Travelers Wins $262M Asbestos Reinsurance Judgment

By | August 25, 2010

Travelers Insurance has won a $262 million judgment against a group of reinsurers that refused to pay a portion of a nearly $1 billion settlement in asbestos claims the insurer paid in 2002.

The award by a New York Supreme Court means American Re-Insurance Co., part of Munich Reinsurance Co., will pay $202.5 million, plus interest. The remaining $59.8 million will come from a second group of reinsurers — ACE, Century Indemnity and OneBeacon — that are part of a reinsurance coalition known as the Excess Casualty Reinsurance Association.

Since the reinsurance lawsuits began seven years ago, Travelers has previously reached settlements with nine other reinsurers that were part of the litigation.

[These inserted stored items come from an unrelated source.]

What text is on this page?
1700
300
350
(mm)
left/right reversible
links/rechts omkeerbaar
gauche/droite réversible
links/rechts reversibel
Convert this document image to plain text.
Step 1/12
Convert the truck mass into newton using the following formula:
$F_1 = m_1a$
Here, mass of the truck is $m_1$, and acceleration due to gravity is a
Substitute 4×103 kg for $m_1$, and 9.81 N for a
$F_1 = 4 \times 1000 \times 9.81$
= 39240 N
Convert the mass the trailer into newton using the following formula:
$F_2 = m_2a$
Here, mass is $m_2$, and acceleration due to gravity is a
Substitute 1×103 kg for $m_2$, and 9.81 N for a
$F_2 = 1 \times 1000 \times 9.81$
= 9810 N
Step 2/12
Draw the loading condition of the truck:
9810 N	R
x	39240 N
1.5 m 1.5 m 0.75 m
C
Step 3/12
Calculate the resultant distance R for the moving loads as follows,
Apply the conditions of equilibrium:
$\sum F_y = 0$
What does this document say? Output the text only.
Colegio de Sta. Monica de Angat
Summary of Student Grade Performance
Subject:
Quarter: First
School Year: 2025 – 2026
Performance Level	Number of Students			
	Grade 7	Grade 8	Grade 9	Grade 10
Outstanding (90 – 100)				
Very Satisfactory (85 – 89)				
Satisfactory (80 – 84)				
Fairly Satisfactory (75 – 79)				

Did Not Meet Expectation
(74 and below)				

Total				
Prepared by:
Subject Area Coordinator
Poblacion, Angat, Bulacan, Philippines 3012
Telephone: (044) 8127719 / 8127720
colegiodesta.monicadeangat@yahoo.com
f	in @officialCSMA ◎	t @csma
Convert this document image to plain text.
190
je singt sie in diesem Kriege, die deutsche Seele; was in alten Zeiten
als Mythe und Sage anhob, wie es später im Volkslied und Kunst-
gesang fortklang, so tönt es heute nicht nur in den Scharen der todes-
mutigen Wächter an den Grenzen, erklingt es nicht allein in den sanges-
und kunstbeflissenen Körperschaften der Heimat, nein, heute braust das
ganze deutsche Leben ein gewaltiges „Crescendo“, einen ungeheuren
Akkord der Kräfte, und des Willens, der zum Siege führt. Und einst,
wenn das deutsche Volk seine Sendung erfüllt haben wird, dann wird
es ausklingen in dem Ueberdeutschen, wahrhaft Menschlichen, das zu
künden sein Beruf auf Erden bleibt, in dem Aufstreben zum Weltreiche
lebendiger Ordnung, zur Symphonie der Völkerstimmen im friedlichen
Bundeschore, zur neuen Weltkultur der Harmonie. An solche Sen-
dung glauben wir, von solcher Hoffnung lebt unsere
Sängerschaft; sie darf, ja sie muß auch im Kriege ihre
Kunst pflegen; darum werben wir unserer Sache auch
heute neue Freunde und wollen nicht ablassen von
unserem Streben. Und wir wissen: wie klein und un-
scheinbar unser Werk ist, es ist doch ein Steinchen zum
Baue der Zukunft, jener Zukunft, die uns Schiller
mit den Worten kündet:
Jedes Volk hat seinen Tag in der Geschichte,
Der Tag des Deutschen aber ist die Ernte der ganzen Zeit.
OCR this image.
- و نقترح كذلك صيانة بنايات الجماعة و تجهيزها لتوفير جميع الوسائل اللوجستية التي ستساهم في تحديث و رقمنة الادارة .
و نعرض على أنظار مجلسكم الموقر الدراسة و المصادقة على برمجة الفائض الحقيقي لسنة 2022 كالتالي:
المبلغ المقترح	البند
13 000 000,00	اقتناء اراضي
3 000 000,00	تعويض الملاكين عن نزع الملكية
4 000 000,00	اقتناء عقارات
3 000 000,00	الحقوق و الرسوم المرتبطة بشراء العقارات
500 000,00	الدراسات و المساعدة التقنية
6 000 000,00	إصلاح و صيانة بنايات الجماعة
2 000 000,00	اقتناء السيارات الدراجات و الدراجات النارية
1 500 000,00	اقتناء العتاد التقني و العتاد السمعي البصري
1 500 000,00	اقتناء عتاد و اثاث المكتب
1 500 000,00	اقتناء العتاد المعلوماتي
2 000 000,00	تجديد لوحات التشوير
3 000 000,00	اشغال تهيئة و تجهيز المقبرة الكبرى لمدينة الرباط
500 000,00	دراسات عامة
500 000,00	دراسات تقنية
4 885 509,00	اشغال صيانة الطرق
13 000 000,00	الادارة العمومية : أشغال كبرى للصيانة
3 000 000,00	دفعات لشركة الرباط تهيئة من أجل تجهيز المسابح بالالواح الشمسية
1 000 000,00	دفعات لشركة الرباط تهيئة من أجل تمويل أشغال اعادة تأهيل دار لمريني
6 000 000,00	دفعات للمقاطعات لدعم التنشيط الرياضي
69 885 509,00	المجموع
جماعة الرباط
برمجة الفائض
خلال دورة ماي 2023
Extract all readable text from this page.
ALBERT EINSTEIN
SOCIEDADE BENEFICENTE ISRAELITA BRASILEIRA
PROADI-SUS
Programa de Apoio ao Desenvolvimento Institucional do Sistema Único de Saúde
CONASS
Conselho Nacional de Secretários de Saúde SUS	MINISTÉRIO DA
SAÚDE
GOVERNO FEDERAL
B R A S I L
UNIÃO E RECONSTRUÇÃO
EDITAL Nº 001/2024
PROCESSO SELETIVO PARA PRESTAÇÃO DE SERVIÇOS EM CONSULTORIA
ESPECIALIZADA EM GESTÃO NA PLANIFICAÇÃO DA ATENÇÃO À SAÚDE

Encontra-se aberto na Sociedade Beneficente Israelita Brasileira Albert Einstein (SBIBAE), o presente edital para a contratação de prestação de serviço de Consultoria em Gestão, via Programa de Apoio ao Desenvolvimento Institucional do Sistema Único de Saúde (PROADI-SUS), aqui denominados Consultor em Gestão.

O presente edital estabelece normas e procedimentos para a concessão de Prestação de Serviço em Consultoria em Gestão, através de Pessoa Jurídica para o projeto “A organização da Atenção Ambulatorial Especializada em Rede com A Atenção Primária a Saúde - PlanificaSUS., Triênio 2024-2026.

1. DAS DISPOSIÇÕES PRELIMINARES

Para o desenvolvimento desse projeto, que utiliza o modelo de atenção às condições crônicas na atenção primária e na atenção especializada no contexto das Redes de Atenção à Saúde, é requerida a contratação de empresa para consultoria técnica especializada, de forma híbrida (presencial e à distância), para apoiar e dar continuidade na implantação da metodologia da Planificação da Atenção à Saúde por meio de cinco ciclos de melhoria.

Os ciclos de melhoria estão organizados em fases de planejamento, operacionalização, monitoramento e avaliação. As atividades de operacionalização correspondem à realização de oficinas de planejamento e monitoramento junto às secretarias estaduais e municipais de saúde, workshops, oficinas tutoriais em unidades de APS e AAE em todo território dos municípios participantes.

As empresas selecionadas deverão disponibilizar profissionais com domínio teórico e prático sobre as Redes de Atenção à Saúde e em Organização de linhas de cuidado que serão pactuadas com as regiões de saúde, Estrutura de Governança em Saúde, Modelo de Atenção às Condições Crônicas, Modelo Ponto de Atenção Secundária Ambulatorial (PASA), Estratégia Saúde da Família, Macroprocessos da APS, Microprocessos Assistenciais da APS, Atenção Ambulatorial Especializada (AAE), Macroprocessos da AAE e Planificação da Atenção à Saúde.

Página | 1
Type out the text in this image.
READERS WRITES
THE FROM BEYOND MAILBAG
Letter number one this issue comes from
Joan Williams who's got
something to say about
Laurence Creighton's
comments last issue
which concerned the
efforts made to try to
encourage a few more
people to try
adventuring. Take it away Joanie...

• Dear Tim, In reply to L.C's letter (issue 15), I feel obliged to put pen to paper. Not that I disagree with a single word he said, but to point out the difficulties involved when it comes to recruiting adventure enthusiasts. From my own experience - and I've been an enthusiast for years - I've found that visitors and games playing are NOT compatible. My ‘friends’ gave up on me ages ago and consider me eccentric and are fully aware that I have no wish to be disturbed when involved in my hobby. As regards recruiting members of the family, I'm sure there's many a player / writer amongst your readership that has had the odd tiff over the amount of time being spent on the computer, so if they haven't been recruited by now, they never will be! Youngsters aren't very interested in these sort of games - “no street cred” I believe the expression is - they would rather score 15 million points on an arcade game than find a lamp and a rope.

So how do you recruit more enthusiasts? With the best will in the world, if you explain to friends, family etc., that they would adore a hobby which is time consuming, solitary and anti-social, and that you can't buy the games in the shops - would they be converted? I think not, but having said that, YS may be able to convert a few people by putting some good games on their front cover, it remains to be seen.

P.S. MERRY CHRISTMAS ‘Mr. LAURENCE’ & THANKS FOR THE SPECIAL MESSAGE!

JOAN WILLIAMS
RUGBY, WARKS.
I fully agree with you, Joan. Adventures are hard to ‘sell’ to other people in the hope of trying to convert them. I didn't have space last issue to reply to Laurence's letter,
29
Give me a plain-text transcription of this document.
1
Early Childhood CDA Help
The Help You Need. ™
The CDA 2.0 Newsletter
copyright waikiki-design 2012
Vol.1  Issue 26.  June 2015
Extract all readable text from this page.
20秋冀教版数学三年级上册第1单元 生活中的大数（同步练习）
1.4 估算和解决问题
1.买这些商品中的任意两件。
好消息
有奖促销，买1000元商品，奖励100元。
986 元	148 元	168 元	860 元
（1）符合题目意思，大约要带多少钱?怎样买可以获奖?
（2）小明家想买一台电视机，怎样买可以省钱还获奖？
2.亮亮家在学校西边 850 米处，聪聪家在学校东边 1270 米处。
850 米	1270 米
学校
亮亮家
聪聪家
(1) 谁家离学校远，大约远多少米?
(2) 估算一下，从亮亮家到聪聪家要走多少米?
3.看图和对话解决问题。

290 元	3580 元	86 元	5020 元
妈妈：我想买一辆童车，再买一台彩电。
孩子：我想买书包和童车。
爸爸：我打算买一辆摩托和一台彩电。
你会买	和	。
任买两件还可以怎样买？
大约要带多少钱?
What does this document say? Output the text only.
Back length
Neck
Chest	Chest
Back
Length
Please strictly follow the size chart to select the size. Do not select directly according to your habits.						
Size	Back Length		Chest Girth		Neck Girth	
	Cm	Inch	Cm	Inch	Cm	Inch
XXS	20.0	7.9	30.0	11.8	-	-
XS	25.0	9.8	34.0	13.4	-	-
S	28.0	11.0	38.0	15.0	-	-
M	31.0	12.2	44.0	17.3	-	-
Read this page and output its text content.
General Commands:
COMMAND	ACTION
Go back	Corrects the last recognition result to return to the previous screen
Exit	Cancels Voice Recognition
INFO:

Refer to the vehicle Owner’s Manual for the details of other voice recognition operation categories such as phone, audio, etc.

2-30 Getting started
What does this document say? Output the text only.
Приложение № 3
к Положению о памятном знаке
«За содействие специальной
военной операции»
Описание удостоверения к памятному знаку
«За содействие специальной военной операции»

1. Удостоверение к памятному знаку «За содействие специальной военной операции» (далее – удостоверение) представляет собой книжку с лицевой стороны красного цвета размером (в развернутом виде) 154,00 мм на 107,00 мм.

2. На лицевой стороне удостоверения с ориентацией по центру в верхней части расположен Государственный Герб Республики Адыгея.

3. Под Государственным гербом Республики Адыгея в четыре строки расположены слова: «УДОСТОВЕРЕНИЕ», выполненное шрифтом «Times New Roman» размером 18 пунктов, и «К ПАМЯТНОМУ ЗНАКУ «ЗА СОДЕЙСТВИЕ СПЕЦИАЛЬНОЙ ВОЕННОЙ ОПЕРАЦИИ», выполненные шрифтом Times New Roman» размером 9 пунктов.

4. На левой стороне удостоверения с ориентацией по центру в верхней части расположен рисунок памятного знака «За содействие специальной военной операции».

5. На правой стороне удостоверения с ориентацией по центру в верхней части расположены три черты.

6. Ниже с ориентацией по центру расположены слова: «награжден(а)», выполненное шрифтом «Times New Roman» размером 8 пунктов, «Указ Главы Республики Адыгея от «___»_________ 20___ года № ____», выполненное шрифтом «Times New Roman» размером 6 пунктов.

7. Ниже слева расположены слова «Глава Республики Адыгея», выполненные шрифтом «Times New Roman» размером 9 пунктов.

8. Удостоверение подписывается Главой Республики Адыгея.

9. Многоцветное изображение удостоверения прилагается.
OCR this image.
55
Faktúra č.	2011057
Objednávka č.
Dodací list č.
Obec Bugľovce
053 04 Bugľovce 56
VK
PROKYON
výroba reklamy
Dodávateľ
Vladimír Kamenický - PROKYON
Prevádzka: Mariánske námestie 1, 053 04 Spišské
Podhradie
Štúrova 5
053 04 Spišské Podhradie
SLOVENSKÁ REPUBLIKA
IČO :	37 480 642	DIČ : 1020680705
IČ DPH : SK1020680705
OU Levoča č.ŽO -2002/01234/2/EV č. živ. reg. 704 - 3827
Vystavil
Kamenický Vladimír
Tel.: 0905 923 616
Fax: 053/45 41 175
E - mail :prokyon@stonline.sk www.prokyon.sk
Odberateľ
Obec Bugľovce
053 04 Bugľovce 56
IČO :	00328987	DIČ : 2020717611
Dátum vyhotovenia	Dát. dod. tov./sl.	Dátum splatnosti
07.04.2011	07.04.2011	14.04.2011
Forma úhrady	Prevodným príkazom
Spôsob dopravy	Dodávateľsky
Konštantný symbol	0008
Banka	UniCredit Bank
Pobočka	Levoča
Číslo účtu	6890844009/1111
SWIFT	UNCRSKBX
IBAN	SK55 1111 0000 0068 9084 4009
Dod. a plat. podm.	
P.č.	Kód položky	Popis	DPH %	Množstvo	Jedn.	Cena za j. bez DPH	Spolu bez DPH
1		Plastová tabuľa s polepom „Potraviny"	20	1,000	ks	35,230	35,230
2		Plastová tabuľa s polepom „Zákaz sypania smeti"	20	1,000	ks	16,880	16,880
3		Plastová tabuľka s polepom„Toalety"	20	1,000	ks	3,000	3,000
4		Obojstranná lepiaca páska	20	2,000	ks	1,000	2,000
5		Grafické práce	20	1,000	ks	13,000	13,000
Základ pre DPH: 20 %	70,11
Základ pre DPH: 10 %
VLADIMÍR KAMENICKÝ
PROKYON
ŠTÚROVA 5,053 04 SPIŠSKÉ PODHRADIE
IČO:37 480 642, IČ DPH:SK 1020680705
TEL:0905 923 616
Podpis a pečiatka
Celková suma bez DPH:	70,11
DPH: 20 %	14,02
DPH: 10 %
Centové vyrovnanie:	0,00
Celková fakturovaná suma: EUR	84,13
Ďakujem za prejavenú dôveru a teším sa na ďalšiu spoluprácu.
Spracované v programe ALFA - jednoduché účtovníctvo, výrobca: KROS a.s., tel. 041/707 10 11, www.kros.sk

One legal trade magazine has estimated that interest on the judgment will bring it to more than $420 million.

The long-fought decision stems from liability insurance policies written just after World War II by United States Fidelity & Guaranty Co. (USF&G) for California-based Western Asbestos Co. That company, a distributor of asbestos-containing materials and products, was acquired in 1967 by MacArthur Co. and renamed Western MacArthur.

In 1993, following a decades-long explosion of asbestos-related lawsuits, Western MacArthur sued USF&G, arguing that it was obligated to provide product coverage. In 2002, USF&G, then owned by the St. Paul Cos., settled with Western MacArthur for $987 million. Following the settlement, USF&G — which became part of Travelers following its merger with St. Paul in 2004 — sued its reinsurers after the companies balked at paying part of the claims.

Travelers spokesman Shane K. Boyd said the company is “very pleased with the New York Supreme Court’s ruling that reinsurers must pay the full amount of their obligation to Travelers, plus interest.”

At least one of the reinsurance companies hinted an appeal is coming.

“We are currently evaluating the ruling to assess all of the issues, which will form the substance of an appeal,” said Munich Re spokeswoman Therese Rosenthal.